The original settlement began at the junction of two main highways through the great Windsor Forest (now termed the Bracknell Forest). All that remains today of this once vast ancient royal hunting ground can be found to the south of the town, which covers an area of Crown Estates, public parks and nature reserves. The local heathland, forest and pine woods in this area provide excellent walking territory.
In 1952, Bracknell became the home of the Meteorological Office and also the Royal Air Force Staff College. Sadly the Met Office relocated to Exeter in 2003 and the building was demolished. The town is now currently home to several important computer and advanced technology companies.
Among Bracknell's listed buildings is the iconic Point Royal, a 17-story modern hexagonal building by Arup Associates; the only high-rise apartment in the town. The history of the town is depicted in a 98ft long relief mural on the Honeywell building, located in the modern central shopping precinct.

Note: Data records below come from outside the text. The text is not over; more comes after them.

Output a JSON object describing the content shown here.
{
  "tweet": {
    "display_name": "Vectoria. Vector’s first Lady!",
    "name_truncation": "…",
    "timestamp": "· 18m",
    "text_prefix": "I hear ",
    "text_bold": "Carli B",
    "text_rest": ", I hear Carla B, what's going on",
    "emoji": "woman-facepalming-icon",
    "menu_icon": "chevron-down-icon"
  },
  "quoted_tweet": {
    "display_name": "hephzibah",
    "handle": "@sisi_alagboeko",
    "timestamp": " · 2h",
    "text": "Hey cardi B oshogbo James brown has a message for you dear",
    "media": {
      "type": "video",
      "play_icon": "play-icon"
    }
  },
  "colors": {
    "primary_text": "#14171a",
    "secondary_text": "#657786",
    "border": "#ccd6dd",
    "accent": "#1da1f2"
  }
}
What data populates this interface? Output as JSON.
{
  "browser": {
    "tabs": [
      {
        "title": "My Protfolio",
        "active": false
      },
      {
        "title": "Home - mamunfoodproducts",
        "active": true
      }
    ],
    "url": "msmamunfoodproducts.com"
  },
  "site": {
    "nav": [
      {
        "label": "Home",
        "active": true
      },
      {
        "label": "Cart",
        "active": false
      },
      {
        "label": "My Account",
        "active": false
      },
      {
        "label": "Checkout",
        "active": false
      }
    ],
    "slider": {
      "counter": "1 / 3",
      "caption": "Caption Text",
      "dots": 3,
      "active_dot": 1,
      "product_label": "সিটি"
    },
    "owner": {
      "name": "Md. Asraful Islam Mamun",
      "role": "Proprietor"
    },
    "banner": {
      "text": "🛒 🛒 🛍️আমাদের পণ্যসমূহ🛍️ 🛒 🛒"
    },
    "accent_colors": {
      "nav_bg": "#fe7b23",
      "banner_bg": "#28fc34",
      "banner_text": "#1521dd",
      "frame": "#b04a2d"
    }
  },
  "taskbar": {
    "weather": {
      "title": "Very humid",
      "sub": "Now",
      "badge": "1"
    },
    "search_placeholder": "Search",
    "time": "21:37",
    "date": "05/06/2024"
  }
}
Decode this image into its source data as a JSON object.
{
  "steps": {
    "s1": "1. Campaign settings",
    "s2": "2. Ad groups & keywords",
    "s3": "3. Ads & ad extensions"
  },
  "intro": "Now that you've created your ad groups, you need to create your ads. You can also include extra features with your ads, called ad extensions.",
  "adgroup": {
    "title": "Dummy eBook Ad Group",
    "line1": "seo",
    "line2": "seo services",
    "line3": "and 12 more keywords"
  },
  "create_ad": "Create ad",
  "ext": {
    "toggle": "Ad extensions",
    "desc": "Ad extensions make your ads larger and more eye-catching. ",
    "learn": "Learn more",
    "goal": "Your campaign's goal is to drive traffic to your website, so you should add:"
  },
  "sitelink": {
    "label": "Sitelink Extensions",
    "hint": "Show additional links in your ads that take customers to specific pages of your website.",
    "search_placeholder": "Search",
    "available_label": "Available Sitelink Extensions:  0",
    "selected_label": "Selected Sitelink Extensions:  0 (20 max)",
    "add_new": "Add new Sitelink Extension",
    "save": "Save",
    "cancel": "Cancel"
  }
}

The magnificent Grade II listed Easthampstead Park, just west of the town, was rebuilt in the 19th-c. It is now a conference centre and hotel. Originally constructed as a Royal Hunting Lodge for King Edward III in 1350, it was part of a larger private estate often visited by royalty, including Richard II and Catherine of Aragon.
South of the town is the lovely 18th-c Italianate South Hill Park, set in extensive parkland. It was once the country house of George Canning (1770-1827), Prime Minister in 1827. The building is now a popular theatre and arts centre. For further details visit https://www.southhillpark.org.uk
The remains of a Bronze Age barrow, on Bill Hill in the centre of town, indicates the area's ancient past. Also, to the south of Bracknell lies Caesar's Camp, a 20-acre iron age hill fort, part of which is now a recreation ground and picnic site.
Nine Mile Ride, believed to be the old Roman road leading to the fort, runs through wooded countryside along a section of the B3430 to Finchampstead. Accessible from this road is The Look Out Discovery Centre, a family friendly science and nature complex, incorporating thousands of acres of woodland, with extensive walking and cycle trails. The visitor centre has hands-on interactive exhibits. See website for details.
Ascot, located just a few miles to the east of the town, is renowned for its racecourse. The course was instituted by Queen Anne in 1711 and is now one of the most fashionable racecourses in England. The world famous Royal Ascot Week is held annually here in June, and is still attended by members of the Royal Family.